Linux 7.0: One Bash Script. One Weekend. 23 Years of Kernel Bugs.
Linux 7.0 shipped on April 12. Rust is official. AI is now a kernel coworker. Linus Torvalds calls this the new normal.
Twenty-three years. One evening.
A bash script runs in a loop on Nicholas Carlini's laptop. It does nothing clever. It opens a kernel source file, hands it to Claude Opus 4.6, asks the model to pretend it is in a capture-the-flag competition, and asks what it can break. Then it opens the next file. Then the next. Carlini is not watching it. He has run this kind of thing before. For months, he has run this kind of thing. All he ever gets back is noise.
Then a result comes back... And making him stop typing.

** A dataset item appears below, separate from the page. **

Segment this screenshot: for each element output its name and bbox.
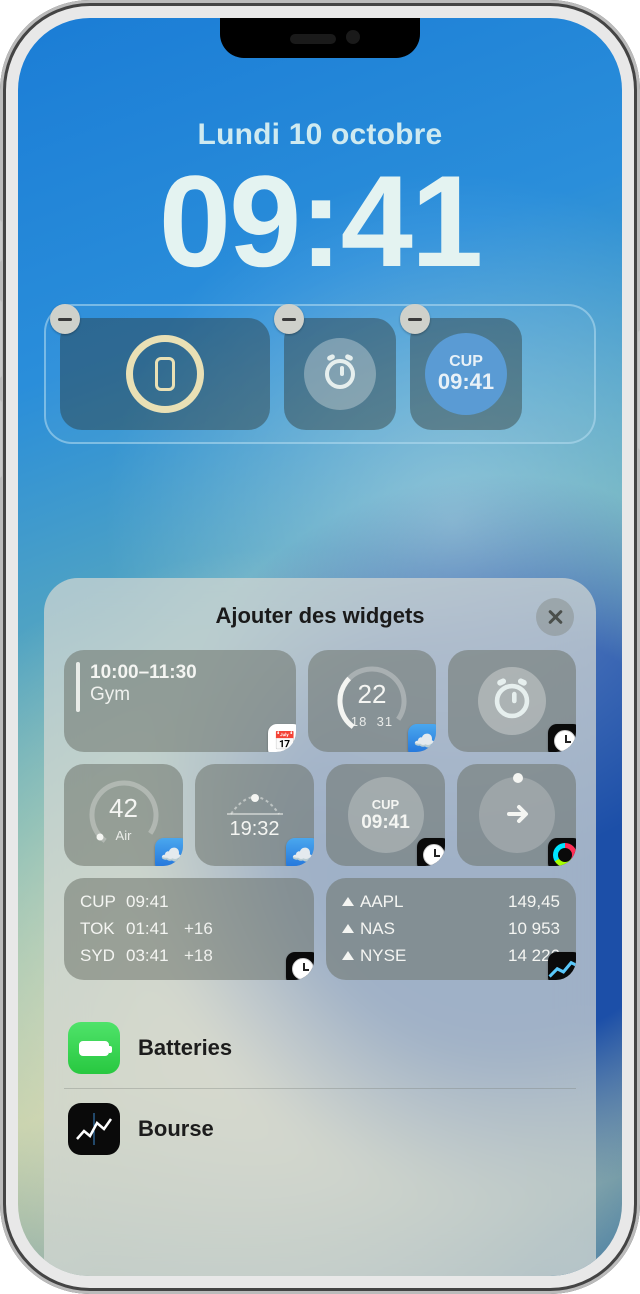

The model has found a hole in the code that Linux uses to share files over a network. The same code runs inside the file server at your company, the storage appliance at your hospital, the shared drive at your kid's school district, and a fair share of the file-sharing backends behind AWS, Google Cloud, and Azure. With this bug, an intern on day one, plugged into the office guest Wi-Fi, can run a short script that seizes the file server. Seizes, as in: read the HR team's salary spreadsheet, delete the payroll archive, copy the CEO's email backups, install a permanent back door that survives the next three reboots. No admin password. No stolen credentials. No second bug to chain. Every Linux-based file server shipped between March 2003 and April 2026 had this hole.
Carlini checks the commit history. The hole was cut into the kernel in March 2003. That is, before git itself existed (git arrived in April 2005). Every Linux-based storage appliance sold over the past two decades has this bug. He sits with the screen for a while. Later, he tells an audience at the [un]prompted AI security conference: "I have never found one of these in my life before. This is very, very, very hard to do."
I have been shipping Linux systems since 2004. Telecommunications, digital health, deep-tech imaging. I have run xfs_repair midnight on production filesystems more times than I want to count. I have watched an NFS server go silent and cost a team a full day of work.
Carlini's script is not clever. It is cheap.
A week of computing with one person. Simple economics...
And Linus Torvalds tagged Linux 7.0 three weeks later with a line in his release email that read like a shrug: "I suspect it's a lot of AI tool use that will keep finding corner cases for us for a while, so this may be the 'new normal' at least for a while."
Linus Torvalds tagged Linux 7.0 on Sunday, April 12, 2026. This is the story of what arrived with it, and who put it there.
... And this is the release where the new normal arrived.